Money Tree “does a really good job of calculating tax liability for the different withdrawal strategies you model out,” he says. “You can drill down to marginal and effective tax rates and it really helps in determining when to do Roth conversions and which accounts to withdraw from first.”

However, he says, “Money Tree is behind the curve when it comes to technology. It’s spreadsheet-based and you can tell. It’s tough to do interactive planning with clients, and it isn’t really designed for that. It also doesn’t integrate with any other software.” eMoney, by contrast, has more features when it comes to working with clients and integrates with a lot of third-party software, he says.

“If we could combine the technical and tax ability of Money Tree with the interface, integrations and tools of eMoney, I believe we’d find a perfect solution for our planning software,” Michels says.

Erin Voisin, director of financial planning at EP Wealth Advisors in Torrance, Calif., uses both eMoney and MoneyGuidePro. “MoneyGuide is great to show various risk/return scenarios, but because it is goal-based, I feel it limits the conversation with a client,” she says. “eMoney is a cash flow-based software that really allows you to have a deeper conversation with clients, not only about their portfolios, but on spending, distribution planning, tax planning and estate planning.”

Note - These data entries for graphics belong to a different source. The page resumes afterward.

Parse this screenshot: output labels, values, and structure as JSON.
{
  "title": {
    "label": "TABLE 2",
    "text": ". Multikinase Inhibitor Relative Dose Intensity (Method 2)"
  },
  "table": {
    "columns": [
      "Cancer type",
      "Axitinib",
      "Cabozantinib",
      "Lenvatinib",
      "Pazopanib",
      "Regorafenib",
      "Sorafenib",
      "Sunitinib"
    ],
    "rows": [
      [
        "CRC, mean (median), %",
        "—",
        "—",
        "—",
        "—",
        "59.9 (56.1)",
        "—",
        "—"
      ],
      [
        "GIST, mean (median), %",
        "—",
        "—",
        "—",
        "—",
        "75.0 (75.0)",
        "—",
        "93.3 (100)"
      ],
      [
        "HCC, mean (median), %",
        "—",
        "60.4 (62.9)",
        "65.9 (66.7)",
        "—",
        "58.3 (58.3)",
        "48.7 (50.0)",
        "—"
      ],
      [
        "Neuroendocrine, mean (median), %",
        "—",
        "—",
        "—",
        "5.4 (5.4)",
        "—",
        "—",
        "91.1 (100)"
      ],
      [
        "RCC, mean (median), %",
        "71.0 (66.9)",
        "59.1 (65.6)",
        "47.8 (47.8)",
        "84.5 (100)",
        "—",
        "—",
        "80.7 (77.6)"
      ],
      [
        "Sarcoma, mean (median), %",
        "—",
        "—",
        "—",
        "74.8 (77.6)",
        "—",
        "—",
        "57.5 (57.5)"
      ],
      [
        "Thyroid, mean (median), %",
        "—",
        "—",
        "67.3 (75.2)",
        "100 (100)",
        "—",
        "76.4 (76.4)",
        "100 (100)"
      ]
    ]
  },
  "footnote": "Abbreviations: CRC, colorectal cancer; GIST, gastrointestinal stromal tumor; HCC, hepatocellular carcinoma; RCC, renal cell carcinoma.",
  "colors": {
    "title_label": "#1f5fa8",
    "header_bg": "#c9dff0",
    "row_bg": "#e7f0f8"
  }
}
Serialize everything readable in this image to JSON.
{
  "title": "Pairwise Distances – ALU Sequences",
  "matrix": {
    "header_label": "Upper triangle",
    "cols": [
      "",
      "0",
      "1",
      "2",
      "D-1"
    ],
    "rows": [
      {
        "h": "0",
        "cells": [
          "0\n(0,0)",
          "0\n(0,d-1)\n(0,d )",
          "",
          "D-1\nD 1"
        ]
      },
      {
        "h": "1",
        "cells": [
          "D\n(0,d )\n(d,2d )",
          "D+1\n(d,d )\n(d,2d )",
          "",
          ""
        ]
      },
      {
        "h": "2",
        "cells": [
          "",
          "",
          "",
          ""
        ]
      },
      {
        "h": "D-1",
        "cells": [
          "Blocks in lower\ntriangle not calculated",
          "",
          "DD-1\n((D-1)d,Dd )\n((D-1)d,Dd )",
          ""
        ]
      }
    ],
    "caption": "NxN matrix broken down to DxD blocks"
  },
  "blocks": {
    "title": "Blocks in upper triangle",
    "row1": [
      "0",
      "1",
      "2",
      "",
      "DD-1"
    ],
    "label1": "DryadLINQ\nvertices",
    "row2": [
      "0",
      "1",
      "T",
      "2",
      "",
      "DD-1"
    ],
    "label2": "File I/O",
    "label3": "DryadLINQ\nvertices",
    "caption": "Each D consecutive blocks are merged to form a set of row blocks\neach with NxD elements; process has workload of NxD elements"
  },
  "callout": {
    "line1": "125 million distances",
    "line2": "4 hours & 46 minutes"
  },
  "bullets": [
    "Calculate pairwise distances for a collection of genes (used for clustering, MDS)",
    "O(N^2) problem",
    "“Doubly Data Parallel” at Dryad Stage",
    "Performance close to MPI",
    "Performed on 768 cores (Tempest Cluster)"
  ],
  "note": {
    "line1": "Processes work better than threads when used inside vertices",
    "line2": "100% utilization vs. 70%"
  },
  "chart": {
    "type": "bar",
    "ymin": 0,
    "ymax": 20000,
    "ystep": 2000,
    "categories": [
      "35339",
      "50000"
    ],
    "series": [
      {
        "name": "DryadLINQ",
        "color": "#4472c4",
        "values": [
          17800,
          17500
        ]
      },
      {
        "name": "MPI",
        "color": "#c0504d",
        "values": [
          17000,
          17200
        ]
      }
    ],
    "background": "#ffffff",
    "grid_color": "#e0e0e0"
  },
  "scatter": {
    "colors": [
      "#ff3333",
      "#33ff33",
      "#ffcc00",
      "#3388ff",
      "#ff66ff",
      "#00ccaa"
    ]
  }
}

Morgan Stanley’s 16,000 advisors use LifeYield in order to implement tax-efficient accumulation and withdrawal strategies for their clients.

“This technology gives a financial advisor a quicker, more efficient method to review a client’s multi-account portfolio and recommend strategies designed to help improve after-tax returns,” says Jed Finn, chief operating officer at Morgan Stanley Wealth Management.

LifeYield says it is “the industry’s only tax-efficient portfolio software with actionable multi-account advice.” It is now being rolled out at some of the major custodians.

“Taxes are the single biggest cost in investing,” notes Jack Sharry, LifeYield’s chief marketing officer. His company’s software can help increase a client’s after-tax income by one-third, he says. “We show people how to accumulate assets but also how to withdraw assets more tax efficiently, and we quantify the benefit in dollars and cents. No one else does that.

“The basic idea is that if you can figure out a way to take money out of multiple accounts in a tax-efficient way, you will have more money to spend in retirement.”